A few months ago, a team of U.K. researchers concluded that the “jumping gene” method enabled humans to acquire more than 145 foreign genes from bacteria, viruses and fungi over the course of our evolution.
The big mystery is: How does this happen? In the latest study, researchers suggest a possible route whereby the genes of parasitic wasps jump into the genomes of butterflies and moths.

For the full story, see:
GAUTAM NAIK. “Scientists Find How Genes Jump Species.” The Wall Street Journal (Fri., Sept. 18, 2015): A7.
(Note: ellipsis added.)
(Note: the online version of the story has the date Sept. 17, 2016, and has the title “Scientists Learn How Genes Can Jump Between Species.”)
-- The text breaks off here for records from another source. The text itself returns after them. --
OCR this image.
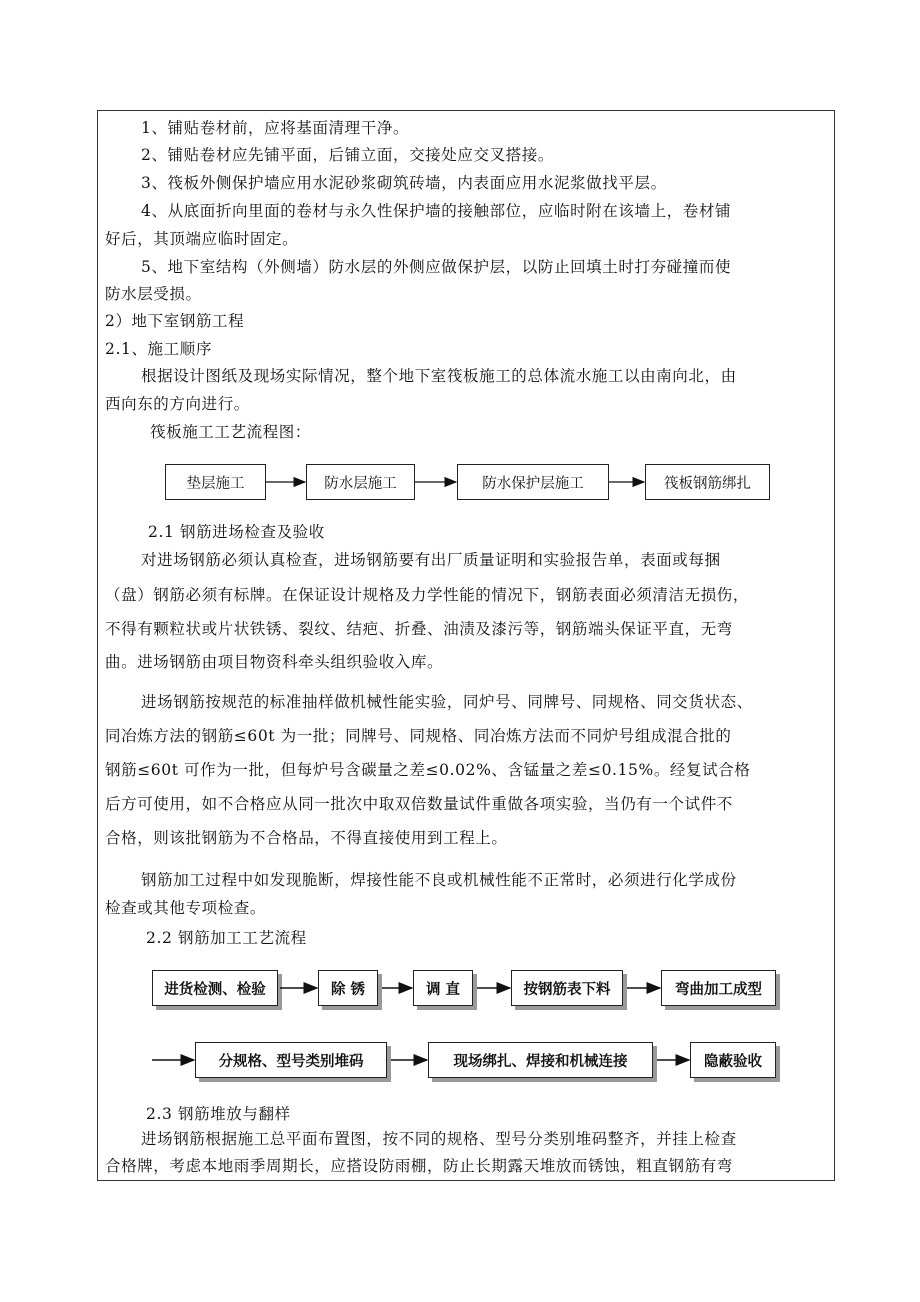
1、铺贴卷材前，应将基面清理干净。
2、铺贴卷材应先铺平面，后铺立面，交接处应交叉搭接。
3、筏板外侧保护墙应用水泥砂浆砌筑砖墙，内表面应用水泥浆做找平层。
4、从底面折向里面的卷材与永久性保护墙的接触部位，应临时附在该墙上，卷材铺
好后，其顶端应临时固定。
5、地下室结构（外侧墙）防水层的外侧应做保护层，以防止回填土时打夯碰撞而使
防水层受损。
2）地下室钢筋工程
2.1、施工顺序
根据设计图纸及现场实际情况，整个地下室筏板施工的总体流水施工以由南向北，由
西向东的方向进行。
筏板施工工艺流程图：
垫层施工	防水层施工	防水保护层施工	筏板钢筋绑扎
2.1 钢筋进场检查及验收
对进场钢筋必须认真检查，进场钢筋要有出厂质量证明和实验报告单，表面或每捆
（盘）钢筋必须有标牌。在保证设计规格及力学性能的情况下，钢筋表面必须清洁无损伤，
不得有颗粒状或片状铁锈、裂纹、结疤、折叠、油渍及漆污等，钢筋端头保证平直，无弯
曲。进场钢筋由项目物资科牵头组织验收入库。
进场钢筋按规范的标准抽样做机械性能实验，同炉号、同牌号、同规格、同交货状态、
同冶炼方法的钢筋≤60t 为一批；同牌号、同规格、同冶炼方法而不同炉号组成混合批的
钢筋≤60t 可作为一批，但每炉号含碳量之差≤0.02%、含锰量之差≤0.15%。经复试合格
后方可使用，如不合格应从同一批次中取双倍数量试件重做各项实验，当仍有一个试件不
合格，则该批钢筋为不合格品，不得直接使用到工程上。
钢筋加工过程中如发现脆断，焊接性能不良或机械性能不正常时，必须进行化学成份
检查或其他专项检查。
2.2 钢筋加工工艺流程
进货检测、检验	除 锈	调 直	按钢筋表下料	弯曲加工成型
分规格、型号类别堆码	现场绑扎、焊接和机械连接	隐蔽验收
2.3 钢筋堆放与翻样
进场钢筋根据施工总平面布置图，按不同的规格、型号分类别堆码整齐，并挂上检查
合格牌，考虑本地雨季周期长，应搭设防雨棚，防止长期露天堆放而锈蚀，粗直钢筋有弯
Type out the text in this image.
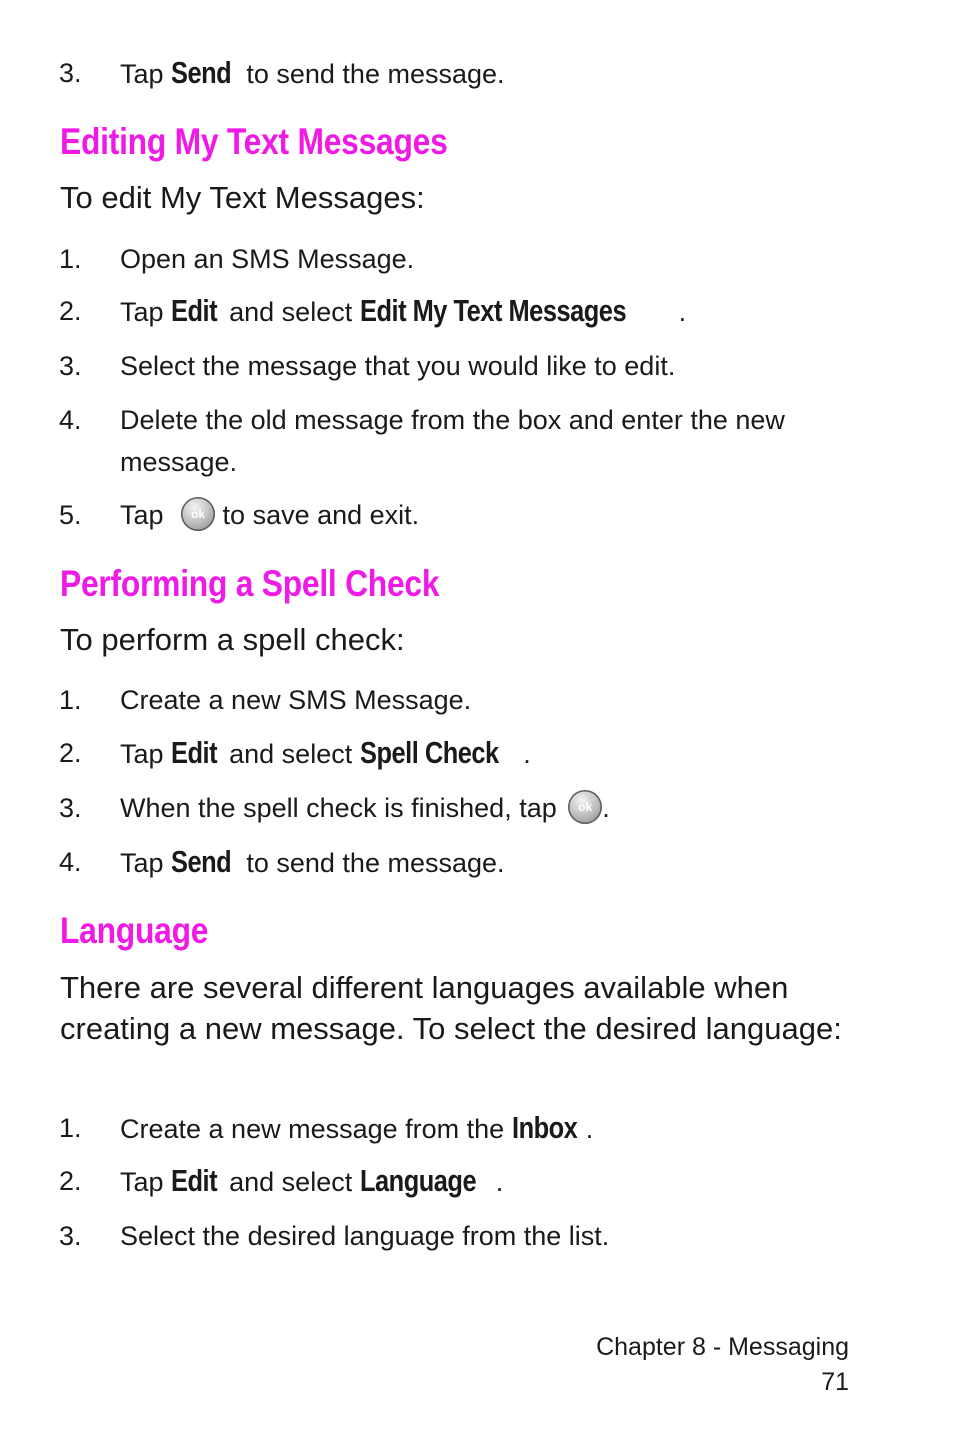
3. Tap Send to send the message.
Editing My Text Messages
To edit My Text Messages:
1. Open an SMS Message.
2. Tap Edit and select Edit My Text Messages .
3. Select the message that you would like to edit.
4. Delete the old message from the box and enter the new message.
5. Tap	ok to save and exit.
Performing a Spell Check
To perform a spell check:
1. Create a new SMS Message.
2. Tap Edit and select Spell Check .
3. When the spell check is finished, tap	ok .
4. Tap Send to send the message.
Language
There are several different languages available when creating a new message. To select the desired language:
1. Create a new message from the Inbox .
2. Tap Edit and select Language .
3. Select the desired language from the list.
Chapter 8 - Messaging
71
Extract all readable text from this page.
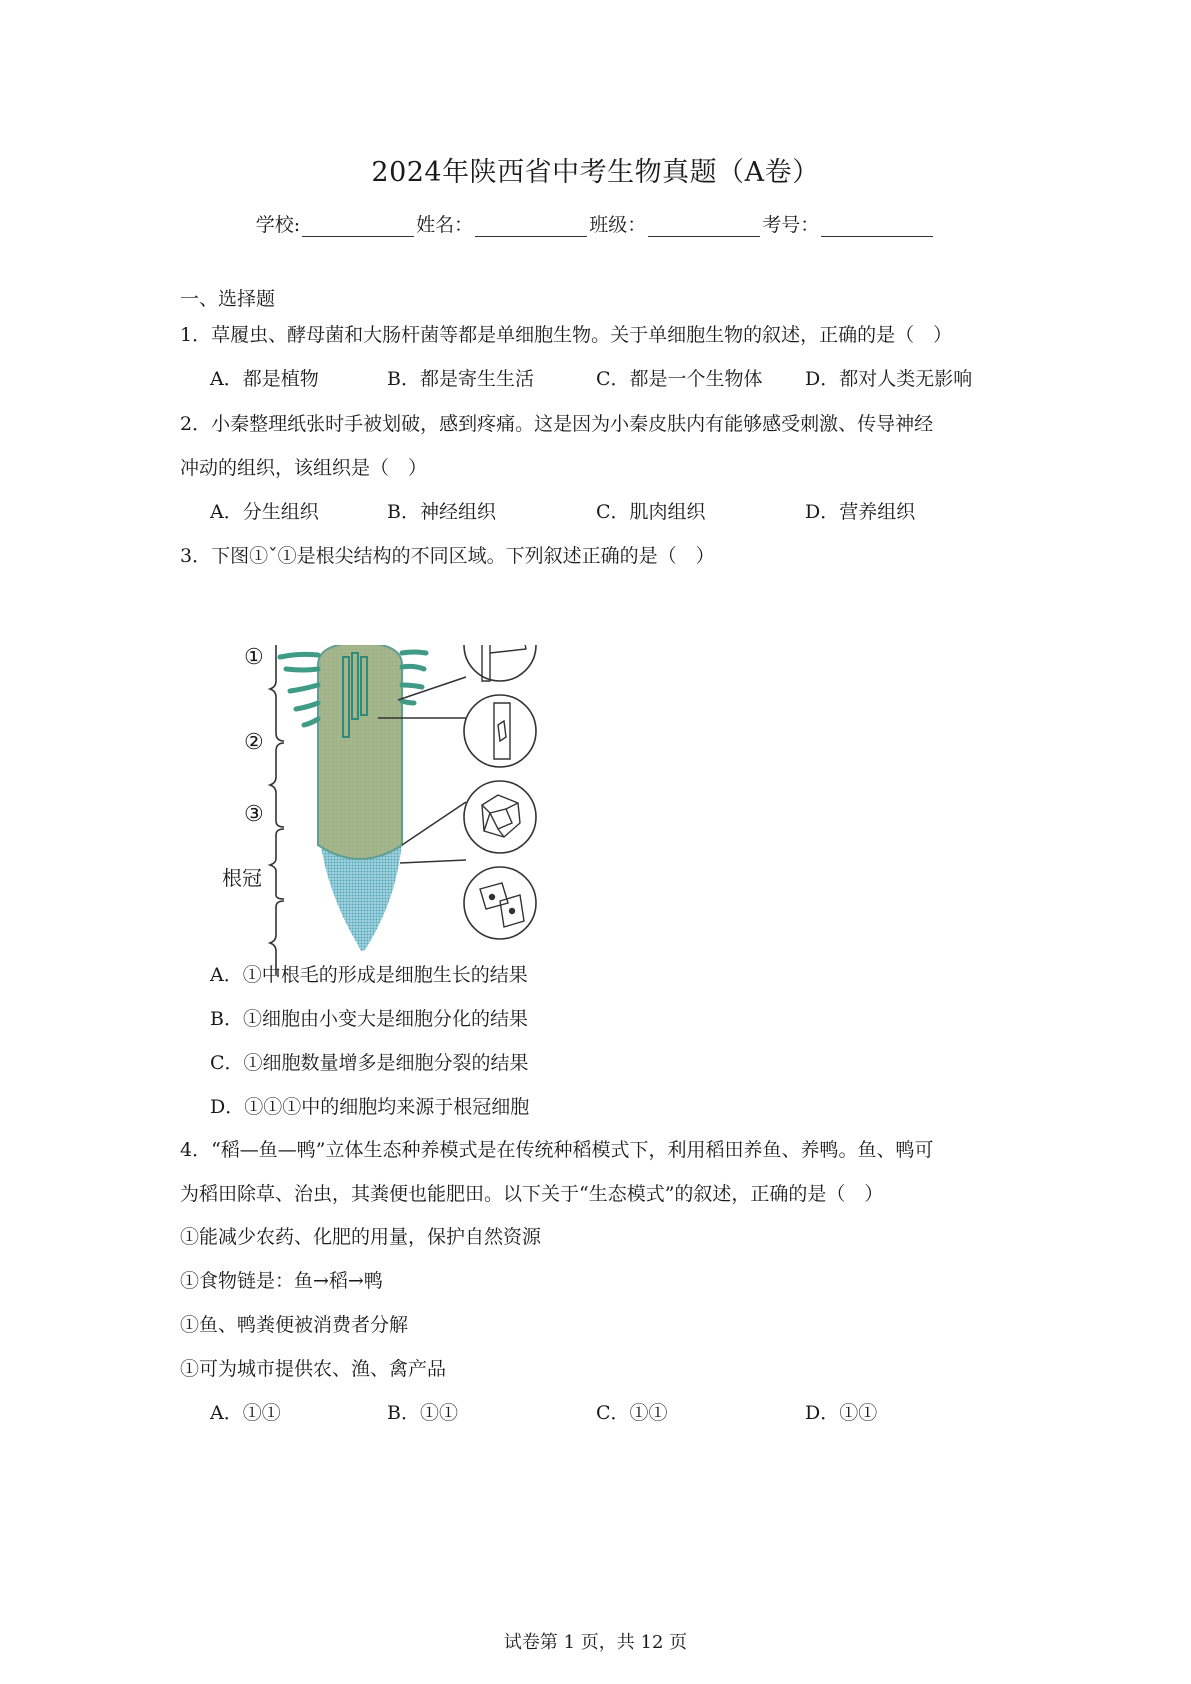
2024年陕西省中考生物真题（A卷）
学校:	姓名：	班级：	考号：
一、选择题
1．草履虫、酵母菌和大肠杆菌等都是单细胞生物。关于单细胞生物的叙述，正确的是（　）
A．都是植物	B．都是寄生生活	C．都是一个生物体 D．都对人类无影响
2．小秦整理纸张时手被划破，感到疼痛。这是因为小秦皮肤内有能够感受刺激、传导神经
冲动的组织，该组织是（　）
A．分生组织	B．神经组织	C．肌肉组织	D．营养组织
3．下图①ˇ①是根尖结构的不同区域。下列叙述正确的是（　）
①
②
③
根冠
A．①中根毛的形成是细胞生长的结果
B．①细胞由小变大是细胞分化的结果
C．①细胞数量增多是细胞分裂的结果
D．①①①中的细胞均来源于根冠细胞
4．“稻—鱼—鸭”立体生态种养模式是在传统种稻模式下，利用稻田养鱼、养鸭。鱼、鸭可
为稻田除草、治虫，其粪便也能肥田。以下关于“生态模式”的叙述，正确的是（　）
①能减少农药、化肥的用量，保护自然资源
①食物链是：鱼→稻→鸭
①鱼、鸭粪便被消费者分解
①可为城市提供农、渔、禽产品
A．①①	B．①①	C．①①	D．①①
试卷第 1 页，共 12 页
The academic paper reporting the possible details of a process of horizontal gene transfer, is:
Gasmi, Laila, Helene Boulain, Jeremy Gauthier, Aurelie Hua-Van, Karine Musset, Agata K. Jakubowska, Jean-Marc Aury, Anne-Nathalie Volkoff, Elisabeth Huguet, Salvador Herrero, and Jean-Michel Drezen. “Recurrent Domestication by Lepidoptera of Genes from Their Parasites Mediated by Bracoviruses.” PLoS Genetics 11, no. 9 (Sept. 17, 2015): e1005470.